George M. A. Cain: Advance mapping with me is of the vaguest character. Everything shapes itself toward or from the situation originally conceived. I write straightaway, but very rarely without a clear notion of a possible ending, having found that to do otherwise is to introduce useless or troublesome incidents and make heavy revisions necessary. My greatest difficulty is in getting a story started to suit me. Here is done almost all my revising, and I frequently write a dozen beginnings before suiting myself. Once started, I write straight on, unless I find, in the development of my hitherto vague ideas of the plot, that I can get my results better by change. In that case, I simply chuck out whatever I wish to replace, or insert the needed new incident. I have rarely found that I improved a story by revising it as a whole. Unless I am trying to please a new editor by nice copy, I usually submit the first and only complete draught of the story, with an occasional alteration of a word in pencil.
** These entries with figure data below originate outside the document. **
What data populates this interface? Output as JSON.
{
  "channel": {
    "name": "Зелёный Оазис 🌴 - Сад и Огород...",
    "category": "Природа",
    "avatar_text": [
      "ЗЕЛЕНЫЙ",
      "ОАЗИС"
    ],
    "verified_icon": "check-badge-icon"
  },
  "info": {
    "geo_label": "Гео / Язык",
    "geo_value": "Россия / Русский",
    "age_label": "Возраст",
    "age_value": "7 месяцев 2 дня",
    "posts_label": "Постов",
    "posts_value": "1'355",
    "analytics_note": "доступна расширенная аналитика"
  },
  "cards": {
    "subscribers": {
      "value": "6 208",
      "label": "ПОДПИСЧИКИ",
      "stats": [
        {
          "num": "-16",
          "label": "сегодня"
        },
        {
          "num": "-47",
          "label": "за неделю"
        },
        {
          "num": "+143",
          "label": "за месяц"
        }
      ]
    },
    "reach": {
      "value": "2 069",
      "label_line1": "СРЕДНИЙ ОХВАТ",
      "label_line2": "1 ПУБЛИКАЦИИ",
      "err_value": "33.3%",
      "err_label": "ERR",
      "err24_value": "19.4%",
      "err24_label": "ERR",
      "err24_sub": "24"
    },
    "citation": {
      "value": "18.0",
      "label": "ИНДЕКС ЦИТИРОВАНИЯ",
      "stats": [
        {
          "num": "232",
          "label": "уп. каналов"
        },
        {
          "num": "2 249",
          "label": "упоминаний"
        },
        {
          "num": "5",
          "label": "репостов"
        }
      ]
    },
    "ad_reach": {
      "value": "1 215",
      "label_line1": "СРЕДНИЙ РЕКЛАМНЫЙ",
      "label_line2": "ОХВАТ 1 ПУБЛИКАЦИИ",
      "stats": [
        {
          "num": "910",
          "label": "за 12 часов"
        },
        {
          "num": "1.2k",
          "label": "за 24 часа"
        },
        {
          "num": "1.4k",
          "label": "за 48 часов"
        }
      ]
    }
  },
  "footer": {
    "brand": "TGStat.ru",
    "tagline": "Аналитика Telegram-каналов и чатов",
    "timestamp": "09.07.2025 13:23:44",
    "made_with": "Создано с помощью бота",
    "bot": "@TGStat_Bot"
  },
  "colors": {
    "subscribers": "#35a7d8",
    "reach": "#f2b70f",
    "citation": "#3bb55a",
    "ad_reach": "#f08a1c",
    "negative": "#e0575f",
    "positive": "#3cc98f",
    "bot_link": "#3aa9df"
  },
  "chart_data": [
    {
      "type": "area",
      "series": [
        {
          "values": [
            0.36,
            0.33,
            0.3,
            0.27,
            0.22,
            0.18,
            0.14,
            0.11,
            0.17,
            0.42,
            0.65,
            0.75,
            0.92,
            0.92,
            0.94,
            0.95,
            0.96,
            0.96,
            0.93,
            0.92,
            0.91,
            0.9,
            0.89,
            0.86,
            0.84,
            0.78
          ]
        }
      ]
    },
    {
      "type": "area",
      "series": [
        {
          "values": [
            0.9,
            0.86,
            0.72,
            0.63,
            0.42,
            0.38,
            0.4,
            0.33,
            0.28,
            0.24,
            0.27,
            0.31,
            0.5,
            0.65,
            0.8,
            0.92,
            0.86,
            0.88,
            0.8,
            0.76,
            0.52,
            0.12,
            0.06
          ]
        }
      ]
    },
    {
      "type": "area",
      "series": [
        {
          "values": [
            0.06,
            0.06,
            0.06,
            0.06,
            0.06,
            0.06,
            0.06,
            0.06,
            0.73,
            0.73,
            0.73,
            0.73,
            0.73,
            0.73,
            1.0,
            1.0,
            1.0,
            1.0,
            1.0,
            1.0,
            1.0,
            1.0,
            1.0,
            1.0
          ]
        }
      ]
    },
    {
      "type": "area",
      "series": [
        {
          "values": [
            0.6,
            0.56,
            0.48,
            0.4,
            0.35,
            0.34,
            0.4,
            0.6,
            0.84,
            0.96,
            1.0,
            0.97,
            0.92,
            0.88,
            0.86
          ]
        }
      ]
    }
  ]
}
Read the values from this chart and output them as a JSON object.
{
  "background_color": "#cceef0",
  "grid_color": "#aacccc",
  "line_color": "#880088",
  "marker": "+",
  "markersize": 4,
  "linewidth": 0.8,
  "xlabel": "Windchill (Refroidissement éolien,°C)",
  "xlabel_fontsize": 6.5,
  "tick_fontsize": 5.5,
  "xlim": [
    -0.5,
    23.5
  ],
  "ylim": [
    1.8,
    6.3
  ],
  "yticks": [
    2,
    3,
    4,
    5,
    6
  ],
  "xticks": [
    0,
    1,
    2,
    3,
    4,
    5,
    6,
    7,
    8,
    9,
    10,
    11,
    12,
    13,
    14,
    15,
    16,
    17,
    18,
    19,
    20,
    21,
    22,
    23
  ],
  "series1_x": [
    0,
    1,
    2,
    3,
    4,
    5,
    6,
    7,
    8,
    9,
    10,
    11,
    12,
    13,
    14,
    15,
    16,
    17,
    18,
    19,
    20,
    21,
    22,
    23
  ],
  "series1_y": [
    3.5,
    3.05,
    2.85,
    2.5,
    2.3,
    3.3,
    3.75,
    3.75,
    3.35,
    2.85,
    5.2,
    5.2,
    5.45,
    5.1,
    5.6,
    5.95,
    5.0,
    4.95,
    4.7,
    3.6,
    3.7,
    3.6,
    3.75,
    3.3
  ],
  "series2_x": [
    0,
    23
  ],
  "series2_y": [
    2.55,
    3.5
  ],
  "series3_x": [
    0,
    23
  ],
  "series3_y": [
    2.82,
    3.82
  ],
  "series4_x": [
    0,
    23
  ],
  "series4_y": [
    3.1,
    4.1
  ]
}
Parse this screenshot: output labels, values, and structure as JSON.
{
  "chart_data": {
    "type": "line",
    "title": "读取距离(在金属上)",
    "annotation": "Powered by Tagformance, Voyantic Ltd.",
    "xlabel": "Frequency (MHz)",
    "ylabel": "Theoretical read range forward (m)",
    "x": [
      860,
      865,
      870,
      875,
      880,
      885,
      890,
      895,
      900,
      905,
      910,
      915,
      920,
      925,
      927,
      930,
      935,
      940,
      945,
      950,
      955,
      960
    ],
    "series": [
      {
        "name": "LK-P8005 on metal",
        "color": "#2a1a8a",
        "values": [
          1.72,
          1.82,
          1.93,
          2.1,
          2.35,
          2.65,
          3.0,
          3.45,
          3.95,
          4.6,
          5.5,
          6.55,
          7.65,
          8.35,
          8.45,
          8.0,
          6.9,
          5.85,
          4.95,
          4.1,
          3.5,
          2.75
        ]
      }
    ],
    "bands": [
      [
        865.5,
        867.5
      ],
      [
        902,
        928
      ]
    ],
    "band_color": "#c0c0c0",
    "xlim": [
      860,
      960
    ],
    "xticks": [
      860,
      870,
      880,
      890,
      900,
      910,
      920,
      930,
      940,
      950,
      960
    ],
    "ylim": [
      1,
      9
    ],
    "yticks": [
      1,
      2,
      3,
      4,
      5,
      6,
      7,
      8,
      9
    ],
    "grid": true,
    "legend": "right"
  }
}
Typing is the bane of my existence.

Robert V. Carr: Blind groper. Feeling my way through a strange country.

George L. Catton: It all depends on the length whether I map it out first or not. If it is one of those little fellows, the ones that I am best at, the story is all "there" waiting to be written down, start—finish. If it is a long one I let it write itself. That is, I get the best start I can think of and go ahead. Then when I reach the right starting-place I begin all over again. Occasionally, in a long story, the ending, in a general and vague way, may be in sight, but it very seldom ends as I planned at the start—something better turns up before I get to the end. I write it straightaway as a whole, go back often and make revisions, and often rewrite the whole thing after it is all finished.

Robert W. Chambers: Map it out in advance. Write it straightaway as a whole. Ending clearly in mind from the start. Revise murderously.

Roy P. Churchill: I have a working plan to begin with, end in view, characters named, setting selected; then write straight along as a whole. Often the working plan is radically changed, but never abandoned completely. The plan is not detailed painstakingly, but left open on purpose to change as the feel of the story develops. Revision with me is a second writing of the story, nothing less. This is where I proportion the coloring of the story and get the tones blended.

Carl Clausen: I always have the ending in mind. I write slowly, revise very little.

Courtney Ryley Cooper: My story is as clear as a bell before I ever start to write, characters outlined, action ready, ending clear and often I write the finish of my story first. I revise very little—when I have to revise I am worried to death about the yarn as I feel there is something fundamentally wrong about it that I can't put my finger on. My story is usually written in my head before I ever touch a finger to the typewriter. I often will spend six months framing a story. The actual writing of it is the smallest part of the job.

Arthur Crabb: I certainly do map out in advance. No hard and fast rules can be laid down. It is undoubtedly true that every writer may do one thing with one story and one with another. I think that most of mine are thought out completely before I start; any changes after the first draft are minor.

Mary Stewart Cutting: I do map it out in advance but not in detail. I write it straightaway as a whole. The middle part of a story is the least definite and has to be worked out. The ending is so clearly in mind when I begin that I have to write the last sentence of the story. A story, to me, is like a musical theme. It has to end on the same keynote on which it was begun. But if my mind vividly depicts some part of the story not in the proper sequence, I write it out in full as I see it and interpolate it where it belongs. I revise after the first writing, I revise before the final typewriting—mostly as regards minor sentences. But sometimes after it has gone to typewriter my mind will see where sentences should be inserted, usually to make the action clearer.

Elmer Davis: If I mapped it out in advance, I would sell more. Starting (usually) with a character in a situation, I map out six or eight chapters. By that time old Native Indolence is getting in its heavy work; the ideas are coming hard, bright thoughts and lines for the early chapters slip away while I am trying to think out and diagram the catastrophe; so I fall to writing, always easier than thinking. Write till I get stuck; then sit down and think some more; which of course usually entails considerable revision of the earlier chapters. Not much of the latter part.